Et maintenant, un passage par la rue du Temple nous amène vers le sud du Bourg Saint-Martin et la rue de Montmorency, notre prochaine étape.

Cap au sud : le sud du Bourg Saint-Martin

Dans notre périple, nous rejoignons la rue du Temple, qui marque historiquement la frontière occidentale du Marais et regroupe de nos jours trois anciennes rues médiévales : la rue Bar du Bec, la rue Sainte-Avoye et la rue du Temple.

La rue du Temple

rue du Temple

Attestée dès le XII° siècle, la rue reliait le quartier de l’Hôtel de Ville à l’enclos du Temple et séparait les terres des Templiers du « beau bourg » du prieuré Saint-Martin des Champs dont nous venons.

Plusieurs hôtels particuliers commencent à être restaurés, lui redonnant un peu du lustre d’antan.

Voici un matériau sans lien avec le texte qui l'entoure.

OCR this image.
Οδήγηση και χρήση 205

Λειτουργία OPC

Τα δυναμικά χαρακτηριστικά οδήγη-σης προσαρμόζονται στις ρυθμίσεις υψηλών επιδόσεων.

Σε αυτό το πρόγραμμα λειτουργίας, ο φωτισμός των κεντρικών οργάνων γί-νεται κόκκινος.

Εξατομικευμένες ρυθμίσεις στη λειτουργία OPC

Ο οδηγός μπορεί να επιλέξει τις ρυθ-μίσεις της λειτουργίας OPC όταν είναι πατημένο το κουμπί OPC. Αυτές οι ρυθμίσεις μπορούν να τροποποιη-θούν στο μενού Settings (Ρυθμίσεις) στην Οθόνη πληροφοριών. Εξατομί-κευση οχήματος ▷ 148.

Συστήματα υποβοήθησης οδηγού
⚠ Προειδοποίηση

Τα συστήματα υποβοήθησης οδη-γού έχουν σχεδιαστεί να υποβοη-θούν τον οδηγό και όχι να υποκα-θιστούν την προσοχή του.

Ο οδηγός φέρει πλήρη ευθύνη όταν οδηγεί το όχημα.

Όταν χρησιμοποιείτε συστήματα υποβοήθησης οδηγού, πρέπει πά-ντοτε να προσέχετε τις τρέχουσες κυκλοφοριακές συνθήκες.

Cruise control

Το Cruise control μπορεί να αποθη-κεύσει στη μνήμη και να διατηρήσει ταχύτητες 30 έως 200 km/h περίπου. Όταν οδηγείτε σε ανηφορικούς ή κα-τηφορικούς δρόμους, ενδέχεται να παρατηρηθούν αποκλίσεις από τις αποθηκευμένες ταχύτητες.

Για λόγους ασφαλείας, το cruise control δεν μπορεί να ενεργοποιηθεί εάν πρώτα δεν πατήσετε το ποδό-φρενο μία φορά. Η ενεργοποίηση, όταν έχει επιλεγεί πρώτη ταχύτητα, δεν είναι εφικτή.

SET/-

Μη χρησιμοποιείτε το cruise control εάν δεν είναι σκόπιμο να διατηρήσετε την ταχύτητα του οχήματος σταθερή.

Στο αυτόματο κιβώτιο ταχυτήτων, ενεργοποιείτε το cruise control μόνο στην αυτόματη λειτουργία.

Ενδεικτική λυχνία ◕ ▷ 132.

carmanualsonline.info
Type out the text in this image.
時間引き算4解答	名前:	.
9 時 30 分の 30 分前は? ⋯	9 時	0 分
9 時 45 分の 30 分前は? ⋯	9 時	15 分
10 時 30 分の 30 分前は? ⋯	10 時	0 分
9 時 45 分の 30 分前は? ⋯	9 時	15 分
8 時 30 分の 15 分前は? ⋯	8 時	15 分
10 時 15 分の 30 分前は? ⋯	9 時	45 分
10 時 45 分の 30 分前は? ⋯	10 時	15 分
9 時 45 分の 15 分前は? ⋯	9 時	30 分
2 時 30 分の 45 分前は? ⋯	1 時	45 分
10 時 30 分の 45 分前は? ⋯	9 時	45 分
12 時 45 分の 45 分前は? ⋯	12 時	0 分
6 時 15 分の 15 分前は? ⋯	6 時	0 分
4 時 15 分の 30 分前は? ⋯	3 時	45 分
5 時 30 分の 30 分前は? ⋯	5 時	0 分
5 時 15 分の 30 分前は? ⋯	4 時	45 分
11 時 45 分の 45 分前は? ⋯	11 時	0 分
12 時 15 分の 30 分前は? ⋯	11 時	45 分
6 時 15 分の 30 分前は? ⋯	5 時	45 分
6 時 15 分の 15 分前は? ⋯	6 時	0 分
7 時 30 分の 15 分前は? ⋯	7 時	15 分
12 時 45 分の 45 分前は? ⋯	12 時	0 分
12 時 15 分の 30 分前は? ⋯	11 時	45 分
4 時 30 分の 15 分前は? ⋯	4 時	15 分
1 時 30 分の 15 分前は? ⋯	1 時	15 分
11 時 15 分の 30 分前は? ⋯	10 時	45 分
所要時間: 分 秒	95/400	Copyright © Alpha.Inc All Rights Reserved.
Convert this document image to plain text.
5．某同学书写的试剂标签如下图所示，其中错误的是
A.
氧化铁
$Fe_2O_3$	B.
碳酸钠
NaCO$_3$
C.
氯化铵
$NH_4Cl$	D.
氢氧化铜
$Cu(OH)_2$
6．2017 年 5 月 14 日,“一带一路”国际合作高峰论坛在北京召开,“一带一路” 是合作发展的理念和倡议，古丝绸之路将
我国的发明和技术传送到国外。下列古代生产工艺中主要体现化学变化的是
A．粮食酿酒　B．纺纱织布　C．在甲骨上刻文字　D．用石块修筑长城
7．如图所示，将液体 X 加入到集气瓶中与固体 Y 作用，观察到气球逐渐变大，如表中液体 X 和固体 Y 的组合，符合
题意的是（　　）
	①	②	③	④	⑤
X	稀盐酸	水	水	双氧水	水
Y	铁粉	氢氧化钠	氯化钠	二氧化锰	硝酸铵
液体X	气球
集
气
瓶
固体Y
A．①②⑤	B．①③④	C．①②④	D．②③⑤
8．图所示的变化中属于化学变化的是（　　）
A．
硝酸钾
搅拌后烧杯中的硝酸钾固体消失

Mais elle conserve néanmoins son caractère populaire, en concentrant un grand nombre de commerces de gros spécialisés dans les gadgets, la maroquinerie et la bijouterie fantaisie.

Une petite anecdote au passage : c’est à l’angle de la rue du Temple et de la rue des Haudriettes que se dressait au Moyen-Âge « l’Echelle du Temple », la plus haute des potences de Paris…

D’anciens hôtels particuliers sont maintenant magnifiquement réhabilités.

Derrière les grilles, de beaux jardins à la française agrémentent les impressionnantes façades, crèmes ou roses, où les frontons cintrés des rez-de-chaussée et des lucarnes encadrent les triangulaires des premiers étages.

Allées de buis, massifs floraux, topiaires, arbustes fleuris, quelques vases et coupes où les yuccas dardent leurs feuilles lancéolées : des havres de verdure dans ce quartier !

La rue de Montmorency

Nous arrivons rue de Montmorency, qui recouvre deux rues ouvertes au XIII° siècle : la rue Courtauvillain, et la rue du sieur de Montmorency. Elle porte depuis 1768 le nom d’une des plus importantes familles de France qui y possédait son hôtel particulier, vendu et transformé au XVII°s.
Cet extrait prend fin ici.